THIS CALLS FOR SURGERY
by Lisa Ratcliff (December 8, 2003)
Sean Langman, who surprised the world by almost catching Neville Crichton's state of the art Alfa Romeo in last year's Rolex Sydney Hobart Yacht Race, is again slicing, lightening and rearranging his eight year-old boat Grundig for maximum speed downwind this year. He has made a host of recent changes to his 66-footer and following this Friday's Canon Big Boat Challenge, Langman is planning "more surgery" by replacing his twin rudders with new retractable rudders that have been designed to reduce drag.
See something on the bow? Scroll down for a close-up.
"We have looked at the competition and decided the only way we stand a chance is to put maximum effort in to our strongest area - downwind sailing," he said. "A 66-footer against a 98-footer upwind doesn't stand a chance but in running conditions and with the changes we've made, I'd rate us a 20 percent chance of line honours in this year's Rolex Sydney Hobart."
Sean Langman is lucky in that he can continually 'tweak' the skiff-like Grundig at his boatyards in Berry's Bay, Sydney, and Wickam, Newcastle, but it has still cost him upwards of $250,000 for this latest overhaul. The most significant change Langman has made is to lighten his mast and with 160 kilos removed at a cost of $1,000 per kilo, some might call it an expensive gamble but removing this weight has also allowed him to chainsaw 10% off the bulb, which has in turn reduced the 'drag' on the boat.
Stripping the boat completely of antifoul and "long boarding" it with sandpaper to create a completely smooth hull surface has also assisted to reduce drag but it means every time the 7.5 tonne boat is used, it must be craned out of the water and cleaned off. A new paint job on the hull, including a mermaid now adorning the bow where the famous shark's mouth was, has been undertaken and there have been other "ergonomic" changes made inside the boat to allow it to compete in the 627 nautical mile passage with a crew of just eight.
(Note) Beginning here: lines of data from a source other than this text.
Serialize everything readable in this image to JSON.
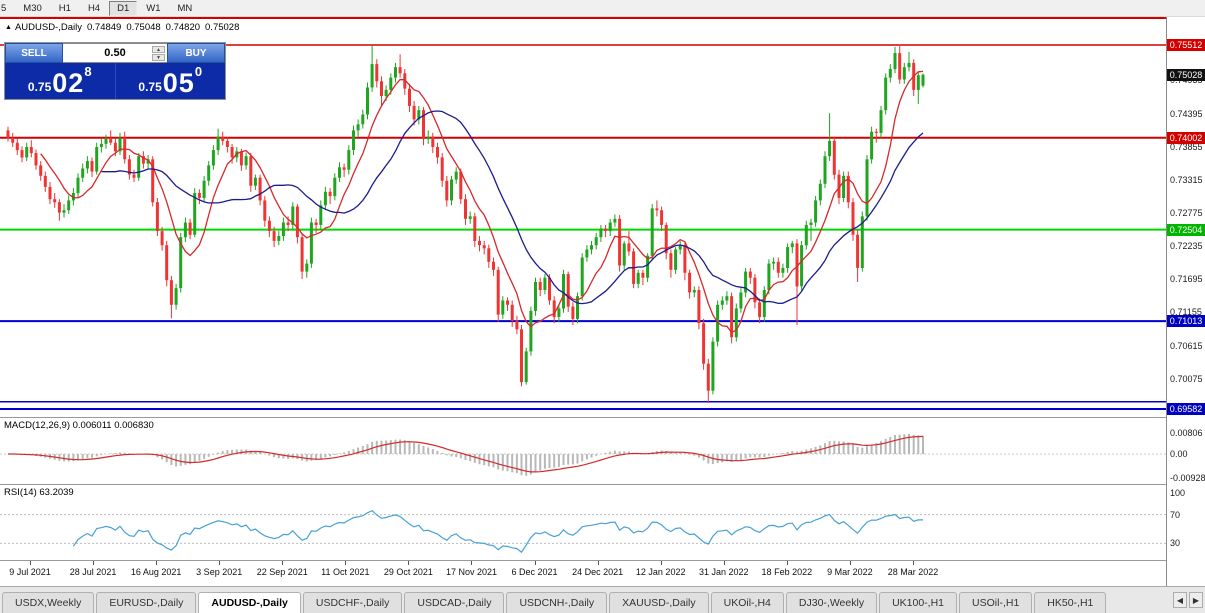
{
  "toolbar": {
    "timeframes": [
      {
        "label": "5",
        "active": false
      },
      {
        "label": "M30",
        "active": false
      },
      {
        "label": "H1",
        "active": false
      },
      {
        "label": "H4",
        "active": false
      },
      {
        "label": "D1",
        "active": true
      },
      {
        "label": "W1",
        "active": false
      },
      {
        "label": "MN",
        "active": false
      }
    ]
  },
  "chart_header": {
    "symbol": "AUDUSD-,Daily",
    "open": "0.74849",
    "high": "0.75048",
    "low": "0.74820",
    "close": "0.75028"
  },
  "trade_panel": {
    "sell_label": "SELL",
    "buy_label": "BUY",
    "volume": "0.50",
    "sell_price_small": "0.75",
    "sell_price_big": "02",
    "sell_price_sup": "8",
    "buy_price_small": "0.75",
    "buy_price_big": "05",
    "buy_price_sup": "0"
  },
  "chart_data": {
    "type": "candlestick",
    "symbol": "AUDUSD-,Daily",
    "up_color": "#1fa51f",
    "down_color": "#ef3434",
    "overlays": [
      {
        "name": "ma-fast",
        "period": 8,
        "color": "#d42a2a"
      },
      {
        "name": "ma-slow",
        "period": 21,
        "color": "#1c1c8f"
      }
    ],
    "hlines": [
      {
        "price": 0.75512,
        "color": "#d40000",
        "width": 1.5
      },
      {
        "price": 0.74002,
        "color": "#d40000",
        "width": 2
      },
      {
        "price": 0.72504,
        "color": "#00d800",
        "width": 2
      },
      {
        "price": 0.71013,
        "color": "#0000d0",
        "width": 2
      },
      {
        "price": 0.697,
        "color": "#0000d0",
        "width": 1.5
      },
      {
        "price": 0.69582,
        "color": "#0000d0",
        "width": 2
      }
    ],
    "price_axis": {
      "grid_labels": [
        "0.74935",
        "0.74395",
        "0.73855",
        "0.73315",
        "0.72775",
        "0.72235",
        "0.71695",
        "0.71155",
        "0.70615",
        "0.70075"
      ],
      "badges": [
        {
          "value": "0.75512",
          "color": "#d40000"
        },
        {
          "value": "0.75028",
          "color": "#111111"
        },
        {
          "value": "0.74002",
          "color": "#d40000"
        },
        {
          "value": "0.72504",
          "color": "#00b400"
        },
        {
          "value": "0.71013",
          "color": "#0000c0"
        },
        {
          "value": "0.69582",
          "color": "#0000c0"
        }
      ]
    },
    "date_labels": [
      "9 Jul 2021",
      "28 Jul 2021",
      "16 Aug 2021",
      "3 Sep 2021",
      "22 Sep 2021",
      "11 Oct 2021",
      "29 Oct 2021",
      "17 Nov 2021",
      "6 Dec 2021",
      "24 Dec 2021",
      "12 Jan 2022",
      "31 Jan 2022",
      "18 Feb 2022",
      "9 Mar 2022",
      "28 Mar 2022"
    ],
    "candles": [
      [
        0.7412,
        0.7418,
        0.7394,
        0.74
      ],
      [
        0.74,
        0.7408,
        0.7385,
        0.7392
      ],
      [
        0.7392,
        0.7399,
        0.7372,
        0.738
      ],
      [
        0.738,
        0.7386,
        0.736,
        0.7368
      ],
      [
        0.7368,
        0.7392,
        0.7362,
        0.7385
      ],
      [
        0.7385,
        0.7396,
        0.7368,
        0.7375
      ],
      [
        0.7375,
        0.7381,
        0.7348,
        0.7355
      ],
      [
        0.7355,
        0.7362,
        0.733,
        0.7338
      ],
      [
        0.7338,
        0.7345,
        0.7312,
        0.732
      ],
      [
        0.732,
        0.7328,
        0.7292,
        0.73
      ],
      [
        0.73,
        0.731,
        0.7286,
        0.7295
      ],
      [
        0.7295,
        0.73,
        0.7265,
        0.7278
      ],
      [
        0.7278,
        0.7292,
        0.727,
        0.7282
      ],
      [
        0.7282,
        0.7306,
        0.7276,
        0.7298
      ],
      [
        0.7298,
        0.7318,
        0.729,
        0.731
      ],
      [
        0.731,
        0.7342,
        0.7302,
        0.7335
      ],
      [
        0.7335,
        0.7358,
        0.7328,
        0.735
      ],
      [
        0.735,
        0.737,
        0.7342,
        0.7362
      ],
      [
        0.7362,
        0.7368,
        0.7336,
        0.7345
      ],
      [
        0.7345,
        0.7392,
        0.734,
        0.7385
      ],
      [
        0.7385,
        0.7398,
        0.7376,
        0.739
      ],
      [
        0.739,
        0.7405,
        0.7382,
        0.7398
      ],
      [
        0.7398,
        0.7412,
        0.7388,
        0.7392
      ],
      [
        0.7392,
        0.74,
        0.737,
        0.7378
      ],
      [
        0.7378,
        0.7408,
        0.7372,
        0.74
      ],
      [
        0.74,
        0.741,
        0.7358,
        0.7365
      ],
      [
        0.7365,
        0.7372,
        0.7332,
        0.734
      ],
      [
        0.734,
        0.7348,
        0.7328,
        0.7335
      ],
      [
        0.7335,
        0.7375,
        0.733,
        0.737
      ],
      [
        0.737,
        0.7378,
        0.735,
        0.7358
      ],
      [
        0.7358,
        0.7372,
        0.735,
        0.7365
      ],
      [
        0.7365,
        0.737,
        0.7288,
        0.7295
      ],
      [
        0.7295,
        0.7302,
        0.724,
        0.7248
      ],
      [
        0.7248,
        0.7255,
        0.7216,
        0.7225
      ],
      [
        0.7225,
        0.7232,
        0.7158,
        0.7168
      ],
      [
        0.7168,
        0.7175,
        0.7106,
        0.7128
      ],
      [
        0.7128,
        0.7162,
        0.712,
        0.7155
      ],
      [
        0.7155,
        0.7245,
        0.7148,
        0.7238
      ],
      [
        0.7238,
        0.727,
        0.723,
        0.7262
      ],
      [
        0.7262,
        0.7268,
        0.7235,
        0.7242
      ],
      [
        0.7242,
        0.7318,
        0.7238,
        0.731
      ],
      [
        0.731,
        0.7316,
        0.7292,
        0.7302
      ],
      [
        0.7302,
        0.7338,
        0.7296,
        0.733
      ],
      [
        0.733,
        0.7362,
        0.7322,
        0.7355
      ],
      [
        0.7355,
        0.7388,
        0.7348,
        0.738
      ],
      [
        0.738,
        0.7415,
        0.7372,
        0.7402
      ],
      [
        0.7402,
        0.741,
        0.7388,
        0.7395
      ],
      [
        0.7395,
        0.7402,
        0.7376,
        0.7385
      ],
      [
        0.7385,
        0.739,
        0.7358,
        0.7368
      ],
      [
        0.7368,
        0.7385,
        0.736,
        0.7378
      ],
      [
        0.7378,
        0.7382,
        0.7346,
        0.7355
      ],
      [
        0.7355,
        0.7376,
        0.7348,
        0.737
      ],
      [
        0.737,
        0.7375,
        0.7312,
        0.7322
      ],
      [
        0.7322,
        0.734,
        0.7315,
        0.7335
      ],
      [
        0.7335,
        0.734,
        0.729,
        0.7298
      ],
      [
        0.7298,
        0.7305,
        0.7255,
        0.7265
      ],
      [
        0.7265,
        0.7272,
        0.7238,
        0.7248
      ],
      [
        0.7248,
        0.7255,
        0.7222,
        0.7232
      ],
      [
        0.7232,
        0.7248,
        0.7225,
        0.724
      ],
      [
        0.724,
        0.727,
        0.7232,
        0.7262
      ],
      [
        0.7262,
        0.7272,
        0.7248,
        0.7258
      ],
      [
        0.7258,
        0.7295,
        0.725,
        0.7288
      ],
      [
        0.7288,
        0.7292,
        0.7228,
        0.7238
      ],
      [
        0.7238,
        0.7245,
        0.717,
        0.7182
      ],
      [
        0.7182,
        0.7202,
        0.7172,
        0.7195
      ],
      [
        0.7195,
        0.727,
        0.7188,
        0.7262
      ],
      [
        0.7262,
        0.7268,
        0.7245,
        0.7258
      ],
      [
        0.7258,
        0.7298,
        0.725,
        0.729
      ],
      [
        0.729,
        0.732,
        0.7282,
        0.7312
      ],
      [
        0.7312,
        0.7318,
        0.7292,
        0.7305
      ],
      [
        0.7305,
        0.7342,
        0.7298,
        0.7335
      ],
      [
        0.7335,
        0.736,
        0.7328,
        0.7352
      ],
      [
        0.7352,
        0.7358,
        0.7336,
        0.7348
      ],
      [
        0.7348,
        0.7388,
        0.734,
        0.738
      ],
      [
        0.738,
        0.742,
        0.7372,
        0.7412
      ],
      [
        0.7412,
        0.743,
        0.7402,
        0.7422
      ],
      [
        0.7422,
        0.7446,
        0.7415,
        0.7438
      ],
      [
        0.7438,
        0.749,
        0.743,
        0.7482
      ],
      [
        0.7482,
        0.755,
        0.7475,
        0.752
      ],
      [
        0.752,
        0.7528,
        0.7482,
        0.7492
      ],
      [
        0.7492,
        0.75,
        0.7452,
        0.7468
      ],
      [
        0.7468,
        0.7485,
        0.746,
        0.7478
      ],
      [
        0.7478,
        0.7505,
        0.747,
        0.7498
      ],
      [
        0.7498,
        0.7522,
        0.749,
        0.7515
      ],
      [
        0.7515,
        0.7536,
        0.7498,
        0.7505
      ],
      [
        0.7505,
        0.7512,
        0.747,
        0.748
      ],
      [
        0.748,
        0.7488,
        0.7442,
        0.7452
      ],
      [
        0.7452,
        0.746,
        0.742,
        0.743
      ],
      [
        0.743,
        0.7452,
        0.7422,
        0.7445
      ],
      [
        0.7445,
        0.745,
        0.7388,
        0.7398
      ],
      [
        0.7398,
        0.7412,
        0.739,
        0.7402
      ],
      [
        0.7402,
        0.7408,
        0.7375,
        0.7385
      ],
      [
        0.7385,
        0.7392,
        0.7358,
        0.7368
      ],
      [
        0.7368,
        0.7375,
        0.732,
        0.733
      ],
      [
        0.733,
        0.7338,
        0.7288,
        0.7298
      ],
      [
        0.7298,
        0.7338,
        0.729,
        0.7332
      ],
      [
        0.7332,
        0.7352,
        0.7325,
        0.7345
      ],
      [
        0.7345,
        0.735,
        0.7292,
        0.73
      ],
      [
        0.73,
        0.7308,
        0.7258,
        0.7268
      ],
      [
        0.7268,
        0.728,
        0.726,
        0.7272
      ],
      [
        0.7272,
        0.7278,
        0.7222,
        0.7232
      ],
      [
        0.7232,
        0.724,
        0.7215,
        0.7225
      ],
      [
        0.7225,
        0.7232,
        0.721,
        0.722
      ],
      [
        0.722,
        0.7226,
        0.7188,
        0.7198
      ],
      [
        0.7198,
        0.7205,
        0.7175,
        0.7185
      ],
      [
        0.7185,
        0.719,
        0.71,
        0.7112
      ],
      [
        0.7112,
        0.7142,
        0.7105,
        0.7135
      ],
      [
        0.7135,
        0.714,
        0.7118,
        0.7128
      ],
      [
        0.7128,
        0.7135,
        0.7092,
        0.7102
      ],
      [
        0.7102,
        0.711,
        0.708,
        0.7088
      ],
      [
        0.7088,
        0.7095,
        0.6995,
        0.7002
      ],
      [
        0.7002,
        0.7058,
        0.6998,
        0.7052
      ],
      [
        0.7052,
        0.7125,
        0.7045,
        0.7118
      ],
      [
        0.7118,
        0.7172,
        0.711,
        0.7165
      ],
      [
        0.7165,
        0.7172,
        0.7142,
        0.7152
      ],
      [
        0.7152,
        0.7178,
        0.7145,
        0.7172
      ],
      [
        0.7172,
        0.7178,
        0.7128,
        0.7135
      ],
      [
        0.7135,
        0.7142,
        0.7098,
        0.7108
      ],
      [
        0.7108,
        0.7128,
        0.71,
        0.7122
      ],
      [
        0.7122,
        0.7185,
        0.7115,
        0.7178
      ],
      [
        0.7178,
        0.7182,
        0.7116,
        0.7125
      ],
      [
        0.7125,
        0.7132,
        0.7095,
        0.7105
      ],
      [
        0.7105,
        0.7148,
        0.7098,
        0.7142
      ],
      [
        0.7142,
        0.7212,
        0.7135,
        0.7205
      ],
      [
        0.7205,
        0.7225,
        0.7198,
        0.7218
      ],
      [
        0.7218,
        0.7232,
        0.721,
        0.7225
      ],
      [
        0.7225,
        0.7245,
        0.7218,
        0.7238
      ],
      [
        0.7238,
        0.7258,
        0.723,
        0.7252
      ],
      [
        0.7252,
        0.7258,
        0.7238,
        0.7248
      ],
      [
        0.7248,
        0.7268,
        0.724,
        0.7262
      ],
      [
        0.7262,
        0.7275,
        0.7255,
        0.7268
      ],
      [
        0.7268,
        0.7274,
        0.7182,
        0.7192
      ],
      [
        0.7192,
        0.7232,
        0.7185,
        0.7228
      ],
      [
        0.7228,
        0.7248,
        0.7208,
        0.7215
      ],
      [
        0.7215,
        0.722,
        0.7155,
        0.7162
      ],
      [
        0.7162,
        0.7185,
        0.7155,
        0.718
      ],
      [
        0.718,
        0.7185,
        0.716,
        0.7172
      ],
      [
        0.7172,
        0.7212,
        0.7165,
        0.7208
      ],
      [
        0.7208,
        0.7292,
        0.72,
        0.7285
      ],
      [
        0.7285,
        0.7298,
        0.7272,
        0.7282
      ],
      [
        0.7282,
        0.7288,
        0.7248,
        0.7258
      ],
      [
        0.7258,
        0.7262,
        0.7202,
        0.7212
      ],
      [
        0.7212,
        0.7218,
        0.7172,
        0.7185
      ],
      [
        0.7185,
        0.7222,
        0.7178,
        0.7218
      ],
      [
        0.7218,
        0.7232,
        0.721,
        0.7225
      ],
      [
        0.7225,
        0.723,
        0.7168,
        0.718
      ],
      [
        0.718,
        0.7185,
        0.7138,
        0.7148
      ],
      [
        0.7148,
        0.7158,
        0.714,
        0.7152
      ],
      [
        0.7152,
        0.7158,
        0.7088,
        0.7098
      ],
      [
        0.7098,
        0.7105,
        0.7022,
        0.7032
      ],
      [
        0.7032,
        0.704,
        0.6968,
        0.6988
      ],
      [
        0.6988,
        0.7075,
        0.6982,
        0.7068
      ],
      [
        0.7068,
        0.7135,
        0.706,
        0.7128
      ],
      [
        0.7128,
        0.7142,
        0.712,
        0.7135
      ],
      [
        0.7135,
        0.715,
        0.7128,
        0.7142
      ],
      [
        0.7142,
        0.7148,
        0.7065,
        0.7075
      ],
      [
        0.7075,
        0.713,
        0.7068,
        0.7122
      ],
      [
        0.7122,
        0.7155,
        0.7115,
        0.7148
      ],
      [
        0.7148,
        0.7188,
        0.714,
        0.7182
      ],
      [
        0.7182,
        0.7188,
        0.7162,
        0.7172
      ],
      [
        0.7172,
        0.7178,
        0.7122,
        0.7132
      ],
      [
        0.7132,
        0.7138,
        0.7098,
        0.7108
      ],
      [
        0.7108,
        0.7158,
        0.71,
        0.7152
      ],
      [
        0.7152,
        0.7202,
        0.7145,
        0.7195
      ],
      [
        0.7195,
        0.7205,
        0.7185,
        0.7198
      ],
      [
        0.7198,
        0.7205,
        0.7172,
        0.718
      ],
      [
        0.718,
        0.7195,
        0.7172,
        0.7188
      ],
      [
        0.7188,
        0.7228,
        0.718,
        0.7222
      ],
      [
        0.7222,
        0.7232,
        0.7212,
        0.7228
      ],
      [
        0.7228,
        0.7235,
        0.7095,
        0.7158
      ],
      [
        0.7158,
        0.7232,
        0.715,
        0.7225
      ],
      [
        0.7225,
        0.7265,
        0.7218,
        0.7258
      ],
      [
        0.7258,
        0.7268,
        0.7232,
        0.7262
      ],
      [
        0.7262,
        0.7305,
        0.7255,
        0.7298
      ],
      [
        0.7298,
        0.7332,
        0.729,
        0.7325
      ],
      [
        0.7325,
        0.7378,
        0.7318,
        0.737
      ],
      [
        0.737,
        0.744,
        0.7362,
        0.7395
      ],
      [
        0.7395,
        0.7402,
        0.7332,
        0.734
      ],
      [
        0.734,
        0.7348,
        0.7292,
        0.7302
      ],
      [
        0.7302,
        0.7345,
        0.7295,
        0.7338
      ],
      [
        0.7338,
        0.7345,
        0.7285,
        0.7295
      ],
      [
        0.7295,
        0.7302,
        0.7232,
        0.7242
      ],
      [
        0.7242,
        0.725,
        0.7165,
        0.7188
      ],
      [
        0.7188,
        0.728,
        0.7182,
        0.7272
      ],
      [
        0.7272,
        0.7372,
        0.7265,
        0.7365
      ],
      [
        0.7365,
        0.7418,
        0.7358,
        0.741
      ],
      [
        0.741,
        0.7415,
        0.7392,
        0.7408
      ],
      [
        0.7408,
        0.7452,
        0.74,
        0.7445
      ],
      [
        0.7445,
        0.7505,
        0.7438,
        0.7498
      ],
      [
        0.7498,
        0.752,
        0.749,
        0.7512
      ],
      [
        0.7512,
        0.7548,
        0.7505,
        0.7538
      ],
      [
        0.7538,
        0.7552,
        0.7488,
        0.7495
      ],
      [
        0.7495,
        0.7522,
        0.7488,
        0.7515
      ],
      [
        0.7515,
        0.754,
        0.7508,
        0.7522
      ],
      [
        0.7522,
        0.7528,
        0.7468,
        0.7478
      ],
      [
        0.7478,
        0.7508,
        0.7455,
        0.7502
      ],
      [
        0.74849,
        0.75048,
        0.7482,
        0.75028
      ]
    ]
  },
  "macd": {
    "label": "MACD(12,26,9) 0.006011 0.006830",
    "params": [
      12,
      26,
      9
    ],
    "axis_labels": [
      "0.00806",
      "0.00",
      "-0.00928"
    ],
    "hist_color": "#b8b8b8",
    "signal_color": "#d42a2a"
  },
  "rsi": {
    "label": "RSI(14) 63.2039",
    "period": 14,
    "levels": [
      100,
      70,
      30
    ],
    "line_color": "#47a1d8"
  },
  "tabs": [
    {
      "label": "USDX,Weekly",
      "active": false
    },
    {
      "label": "EURUSD-,Daily",
      "active": false
    },
    {
      "label": "AUDUSD-,Daily",
      "active": true
    },
    {
      "label": "USDCHF-,Daily",
      "active": false
    },
    {
      "label": "USDCAD-,Daily",
      "active": false
    },
    {
      "label": "USDCNH-,Daily",
      "active": false
    },
    {
      "label": "XAUUSD-,Daily",
      "active": false
    },
    {
      "label": "UKOil-,H4",
      "active": false
    },
    {
      "label": "DJ30-,Weekly",
      "active": false
    },
    {
      "label": "UK100-,H1",
      "active": false
    },
    {
      "label": "USOil-,H1",
      "active": false
    },
    {
      "label": "HK50-,H1",
      "active": false
    }
  ],
  "tab_nav": {
    "left": "◀",
    "right": "▶"
  }
}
Langman pushed the minimum crew requirement to the extreme in this year's Sydney Gold Coast Race when he convincingly took line honours with only five others on board. While he considered racing to Hobart with a crew of six, it was a decision by everyone on the boat to sail with eight and so he will be joined by his regulars David Sudarno and Joseph De Kock, as well as the former world champion 49er and 18-foot skiff champion Chris Nicholson.
Close-up of the bow hydrofoil to prevent nose-diving.
Given the speeds this lightweight flier regularly reaches under spinnaker, Sean has decided to address the issue of the boat nose-diving by installing a hydrofoil on the bow. "No one else has explored the concept of limiting speed to avoid a nose-dive and while we trialed it successfully in the heavy conditions of the Flinders Island Race, we aren't sure yet whether it will stay on for the Rolex Sydney Hobart," said Langman.